Traditionally, enterprise communication and collaboration tools were introduced by departmental heads or IT administrators, always after some security audits. The cloud took a reverse path to enterprise ubiquity, enabling consumer-grade tools to seep into the corporate collaborative ecosystem via lower-level employees who were either already using them for personal reasons or heard about them from friends at other companies.
These tools then trickle upward and remain officially unsanctioned by administrators, meaning IT administrators have zero insight into how these tools are used – or what happens to information uploaded there.
For instance, an employee sends herself a document with sensitive information via a consumer file-sharing application. The company has no insight into the life cycle of this document from that moment on, including whether it is forwarded onwards, illegally modified, or even lost.
Additionally, these consumer cloud tools have started to compound the issues that IT face around application sprawl and data silos – a multiplier effect as it were, but for all the wrong reasons.
It has been stated many times before that Steve Jobs' greatest legacy was his emphasis on usability in design. It has revolutionized the way humans interact with technology, and all major technology companies have since followed suit.

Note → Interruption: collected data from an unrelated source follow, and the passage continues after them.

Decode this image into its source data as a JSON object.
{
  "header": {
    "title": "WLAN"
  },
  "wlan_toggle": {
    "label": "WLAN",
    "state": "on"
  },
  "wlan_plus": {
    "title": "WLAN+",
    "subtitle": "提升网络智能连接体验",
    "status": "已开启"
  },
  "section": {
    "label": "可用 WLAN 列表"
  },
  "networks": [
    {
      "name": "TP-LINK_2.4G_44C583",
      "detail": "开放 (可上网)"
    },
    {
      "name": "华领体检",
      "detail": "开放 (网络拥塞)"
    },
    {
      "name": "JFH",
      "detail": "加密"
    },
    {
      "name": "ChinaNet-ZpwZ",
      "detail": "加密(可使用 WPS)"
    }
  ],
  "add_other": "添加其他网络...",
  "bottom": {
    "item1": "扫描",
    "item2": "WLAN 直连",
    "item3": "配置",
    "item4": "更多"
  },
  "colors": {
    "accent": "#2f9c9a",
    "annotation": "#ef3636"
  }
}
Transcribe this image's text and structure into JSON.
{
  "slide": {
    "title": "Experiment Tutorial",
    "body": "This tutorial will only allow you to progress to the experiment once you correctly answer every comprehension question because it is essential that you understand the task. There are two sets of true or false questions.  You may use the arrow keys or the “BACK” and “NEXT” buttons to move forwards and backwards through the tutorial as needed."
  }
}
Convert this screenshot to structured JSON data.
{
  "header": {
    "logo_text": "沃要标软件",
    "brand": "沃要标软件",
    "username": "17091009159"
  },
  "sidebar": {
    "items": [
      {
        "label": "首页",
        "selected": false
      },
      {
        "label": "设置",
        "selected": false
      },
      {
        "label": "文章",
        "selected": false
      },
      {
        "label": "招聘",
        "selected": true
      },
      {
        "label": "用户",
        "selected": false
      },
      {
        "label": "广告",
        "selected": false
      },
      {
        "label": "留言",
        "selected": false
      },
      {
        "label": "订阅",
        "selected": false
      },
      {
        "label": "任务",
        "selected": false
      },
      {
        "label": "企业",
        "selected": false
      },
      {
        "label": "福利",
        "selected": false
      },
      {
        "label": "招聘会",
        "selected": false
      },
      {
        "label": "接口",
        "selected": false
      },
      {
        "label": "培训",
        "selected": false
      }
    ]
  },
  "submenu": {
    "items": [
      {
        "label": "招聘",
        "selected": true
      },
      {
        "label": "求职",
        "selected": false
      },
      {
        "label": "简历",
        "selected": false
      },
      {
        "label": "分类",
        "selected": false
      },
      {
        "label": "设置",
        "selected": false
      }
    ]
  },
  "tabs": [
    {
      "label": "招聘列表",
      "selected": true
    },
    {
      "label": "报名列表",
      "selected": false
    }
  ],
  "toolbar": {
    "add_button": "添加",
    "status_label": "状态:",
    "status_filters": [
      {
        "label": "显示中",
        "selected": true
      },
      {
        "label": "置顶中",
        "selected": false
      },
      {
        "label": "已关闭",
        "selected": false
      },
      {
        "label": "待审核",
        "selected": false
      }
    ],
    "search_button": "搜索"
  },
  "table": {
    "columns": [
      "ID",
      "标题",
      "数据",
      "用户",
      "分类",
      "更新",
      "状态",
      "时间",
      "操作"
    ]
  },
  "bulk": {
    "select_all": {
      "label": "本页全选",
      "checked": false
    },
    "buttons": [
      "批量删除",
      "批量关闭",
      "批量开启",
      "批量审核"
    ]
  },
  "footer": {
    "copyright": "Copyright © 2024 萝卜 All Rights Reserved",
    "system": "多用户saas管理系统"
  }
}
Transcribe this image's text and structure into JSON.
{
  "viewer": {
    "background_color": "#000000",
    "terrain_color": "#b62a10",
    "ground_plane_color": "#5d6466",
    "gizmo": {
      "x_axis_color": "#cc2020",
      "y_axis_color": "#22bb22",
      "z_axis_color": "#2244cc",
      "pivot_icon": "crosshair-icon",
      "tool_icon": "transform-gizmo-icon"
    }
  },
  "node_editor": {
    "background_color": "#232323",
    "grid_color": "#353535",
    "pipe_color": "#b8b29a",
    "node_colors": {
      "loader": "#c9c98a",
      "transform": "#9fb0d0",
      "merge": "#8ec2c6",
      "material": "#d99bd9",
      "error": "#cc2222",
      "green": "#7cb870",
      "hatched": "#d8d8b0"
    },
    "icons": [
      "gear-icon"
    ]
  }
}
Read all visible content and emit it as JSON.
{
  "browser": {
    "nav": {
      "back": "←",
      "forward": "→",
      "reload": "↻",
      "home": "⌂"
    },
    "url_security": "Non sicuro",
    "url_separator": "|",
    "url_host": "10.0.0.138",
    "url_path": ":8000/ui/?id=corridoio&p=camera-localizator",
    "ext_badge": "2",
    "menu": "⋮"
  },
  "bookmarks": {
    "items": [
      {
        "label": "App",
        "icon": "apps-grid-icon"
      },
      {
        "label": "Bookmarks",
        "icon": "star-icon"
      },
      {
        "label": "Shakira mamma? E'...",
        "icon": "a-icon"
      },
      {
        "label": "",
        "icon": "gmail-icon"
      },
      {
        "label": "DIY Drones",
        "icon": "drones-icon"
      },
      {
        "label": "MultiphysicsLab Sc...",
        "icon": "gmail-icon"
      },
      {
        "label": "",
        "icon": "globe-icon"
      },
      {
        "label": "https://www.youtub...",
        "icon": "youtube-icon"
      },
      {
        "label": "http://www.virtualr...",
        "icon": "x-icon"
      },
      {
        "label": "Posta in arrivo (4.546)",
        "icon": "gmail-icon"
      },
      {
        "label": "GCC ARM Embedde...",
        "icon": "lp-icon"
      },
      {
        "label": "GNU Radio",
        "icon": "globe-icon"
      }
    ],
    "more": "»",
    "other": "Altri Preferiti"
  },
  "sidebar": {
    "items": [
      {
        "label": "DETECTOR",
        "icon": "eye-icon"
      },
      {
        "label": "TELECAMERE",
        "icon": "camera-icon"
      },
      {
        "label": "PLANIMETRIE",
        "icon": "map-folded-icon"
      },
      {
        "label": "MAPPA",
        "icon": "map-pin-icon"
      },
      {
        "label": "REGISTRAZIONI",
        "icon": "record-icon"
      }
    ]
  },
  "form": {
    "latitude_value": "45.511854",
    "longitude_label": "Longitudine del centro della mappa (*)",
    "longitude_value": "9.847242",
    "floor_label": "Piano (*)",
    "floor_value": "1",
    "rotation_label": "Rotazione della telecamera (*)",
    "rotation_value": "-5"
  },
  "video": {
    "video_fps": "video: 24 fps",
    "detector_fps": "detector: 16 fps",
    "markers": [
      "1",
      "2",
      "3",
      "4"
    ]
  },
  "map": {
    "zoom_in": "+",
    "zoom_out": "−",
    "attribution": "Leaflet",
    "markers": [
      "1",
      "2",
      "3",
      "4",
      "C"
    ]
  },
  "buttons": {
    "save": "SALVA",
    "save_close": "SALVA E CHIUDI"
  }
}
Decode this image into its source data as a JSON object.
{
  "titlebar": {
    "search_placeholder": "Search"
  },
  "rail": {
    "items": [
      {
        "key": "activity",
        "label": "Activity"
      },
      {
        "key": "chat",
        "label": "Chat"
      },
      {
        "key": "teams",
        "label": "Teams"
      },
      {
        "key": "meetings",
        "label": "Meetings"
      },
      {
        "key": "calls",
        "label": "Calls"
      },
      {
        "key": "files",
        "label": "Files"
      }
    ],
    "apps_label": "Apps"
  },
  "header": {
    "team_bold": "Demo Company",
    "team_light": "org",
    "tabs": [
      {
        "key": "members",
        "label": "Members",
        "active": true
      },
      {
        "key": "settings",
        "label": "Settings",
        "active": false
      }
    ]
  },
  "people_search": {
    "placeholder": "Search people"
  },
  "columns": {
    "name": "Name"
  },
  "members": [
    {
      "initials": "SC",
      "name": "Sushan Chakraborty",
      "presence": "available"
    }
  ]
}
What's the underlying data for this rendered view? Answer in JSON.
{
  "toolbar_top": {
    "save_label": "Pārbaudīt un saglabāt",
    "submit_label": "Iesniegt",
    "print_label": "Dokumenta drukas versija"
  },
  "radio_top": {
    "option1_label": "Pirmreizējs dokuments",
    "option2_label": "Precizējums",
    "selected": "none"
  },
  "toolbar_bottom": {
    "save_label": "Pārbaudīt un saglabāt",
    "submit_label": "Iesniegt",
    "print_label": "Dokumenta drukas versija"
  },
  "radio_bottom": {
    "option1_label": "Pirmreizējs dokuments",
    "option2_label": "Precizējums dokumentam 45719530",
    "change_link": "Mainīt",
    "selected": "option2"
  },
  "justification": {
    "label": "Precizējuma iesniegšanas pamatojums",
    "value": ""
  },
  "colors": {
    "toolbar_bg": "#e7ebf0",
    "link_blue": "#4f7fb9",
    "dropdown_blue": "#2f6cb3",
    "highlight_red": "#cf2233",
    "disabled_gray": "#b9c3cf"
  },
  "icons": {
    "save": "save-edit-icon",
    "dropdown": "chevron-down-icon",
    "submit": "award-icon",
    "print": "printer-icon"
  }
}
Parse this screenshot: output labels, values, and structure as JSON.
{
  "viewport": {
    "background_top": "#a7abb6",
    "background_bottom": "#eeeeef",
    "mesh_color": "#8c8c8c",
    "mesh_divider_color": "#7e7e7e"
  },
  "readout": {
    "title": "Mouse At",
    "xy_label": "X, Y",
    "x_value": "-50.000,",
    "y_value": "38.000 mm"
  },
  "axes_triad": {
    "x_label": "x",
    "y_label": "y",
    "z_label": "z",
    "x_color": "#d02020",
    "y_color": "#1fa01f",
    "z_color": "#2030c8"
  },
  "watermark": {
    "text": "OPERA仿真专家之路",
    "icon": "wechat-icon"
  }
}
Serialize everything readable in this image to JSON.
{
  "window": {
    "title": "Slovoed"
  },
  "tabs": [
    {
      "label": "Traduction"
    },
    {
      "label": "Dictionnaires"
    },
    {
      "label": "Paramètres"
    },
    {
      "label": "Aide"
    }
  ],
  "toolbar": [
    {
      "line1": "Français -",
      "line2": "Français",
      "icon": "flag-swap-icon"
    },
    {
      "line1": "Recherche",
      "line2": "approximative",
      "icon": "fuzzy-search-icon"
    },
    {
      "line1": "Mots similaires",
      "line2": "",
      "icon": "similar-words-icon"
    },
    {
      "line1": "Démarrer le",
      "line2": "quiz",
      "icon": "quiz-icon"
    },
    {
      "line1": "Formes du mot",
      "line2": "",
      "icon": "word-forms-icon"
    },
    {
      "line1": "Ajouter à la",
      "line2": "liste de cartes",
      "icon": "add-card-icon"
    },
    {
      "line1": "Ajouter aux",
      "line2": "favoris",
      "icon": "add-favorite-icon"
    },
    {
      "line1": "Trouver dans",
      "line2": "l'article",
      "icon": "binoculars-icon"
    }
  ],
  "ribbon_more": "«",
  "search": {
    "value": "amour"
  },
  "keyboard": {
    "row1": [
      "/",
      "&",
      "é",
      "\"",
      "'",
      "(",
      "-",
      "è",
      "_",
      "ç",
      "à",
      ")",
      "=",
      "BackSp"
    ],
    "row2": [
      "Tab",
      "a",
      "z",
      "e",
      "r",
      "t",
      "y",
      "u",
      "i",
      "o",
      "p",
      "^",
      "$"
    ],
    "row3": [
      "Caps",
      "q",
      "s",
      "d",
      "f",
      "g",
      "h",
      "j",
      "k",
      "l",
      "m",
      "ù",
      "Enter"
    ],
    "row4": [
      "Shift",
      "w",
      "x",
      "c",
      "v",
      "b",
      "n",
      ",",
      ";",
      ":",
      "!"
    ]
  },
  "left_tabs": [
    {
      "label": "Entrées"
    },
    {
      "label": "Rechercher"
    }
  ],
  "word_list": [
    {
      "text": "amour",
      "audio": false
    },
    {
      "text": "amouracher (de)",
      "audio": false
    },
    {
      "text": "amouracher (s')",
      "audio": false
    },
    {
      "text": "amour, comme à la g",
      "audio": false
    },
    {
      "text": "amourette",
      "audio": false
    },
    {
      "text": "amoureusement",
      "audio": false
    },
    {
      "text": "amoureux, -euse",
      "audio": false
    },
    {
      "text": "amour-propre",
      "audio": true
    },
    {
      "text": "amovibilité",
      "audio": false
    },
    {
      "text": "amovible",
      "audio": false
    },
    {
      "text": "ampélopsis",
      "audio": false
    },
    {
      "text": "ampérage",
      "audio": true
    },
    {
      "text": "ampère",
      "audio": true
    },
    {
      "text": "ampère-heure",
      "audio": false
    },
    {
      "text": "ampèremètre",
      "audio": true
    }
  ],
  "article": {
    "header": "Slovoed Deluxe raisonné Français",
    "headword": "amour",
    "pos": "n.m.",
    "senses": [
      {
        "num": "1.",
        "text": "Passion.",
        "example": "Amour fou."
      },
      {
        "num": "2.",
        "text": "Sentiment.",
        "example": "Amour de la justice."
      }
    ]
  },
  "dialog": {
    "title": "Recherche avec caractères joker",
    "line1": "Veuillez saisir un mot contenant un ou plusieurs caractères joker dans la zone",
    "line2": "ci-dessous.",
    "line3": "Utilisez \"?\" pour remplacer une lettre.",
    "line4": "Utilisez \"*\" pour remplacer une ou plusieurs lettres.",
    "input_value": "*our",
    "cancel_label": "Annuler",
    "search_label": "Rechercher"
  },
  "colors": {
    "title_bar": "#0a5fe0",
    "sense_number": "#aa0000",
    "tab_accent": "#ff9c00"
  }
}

An unfortunate casualty of this mindset has been security, which, if taken into consideration at all, has been relegated to a distant afterthought among consumers drawn to cool designs and intuitive functionality.
Because of their target customer demographic, consumer-based cloud platforms focus exclusively on usability and do little, if anything, to prevent the improper distribution of sensitive files and information across the firewall. In addition, employees aren't trained to think about this either.
When coupled with the consumerization of IT and the plethora of mobile devices now used by employees across a seemingly unlimited geographical region, the opportunities for corporate documents to fall into the wrong hands, or be altered and distributed illegally, become essentially limitless.
This is, perhaps, the greatest collaboration challenge faced by the enterprise today. Tangentially, companies now need new ways to track corporate assets, and ensure that ex-employees are no longer allowed access to sensitive information after leaving.
When you look at the Microsoft Office suite, you might not fully appreciate how great it is to have a full set of tools that are integrated into one platform.
On the other hand, disparate cloud-based platforms are not designed to work well with each other. It is capitalism at its finest. They are meant to be in direct competition, and despite that it might make it easier on all of us; any integrative capabilities that would thus imply cooperation are non-existent. This forces employees and IT administrators to invest time in learning about and transferring information across a mish-mash of a, at best competing at worst conflicting, set of tools.
This compels impatient employees to develop workarounds to ensure the best collaborative process possible. For most who work in enterprise security, I don't need to iterate that “workaround” should be an expletive.
At the same time, the cloud can be an incredibly effective tool for professional collaboration. In fact, I believe it has the potential to be the single greatest improvement in employee communication since the advent of email. However, it must be used carefully. If you are smart about how – and why – the cloud threatens your ecosystem, you can turn that threat into an opportunity.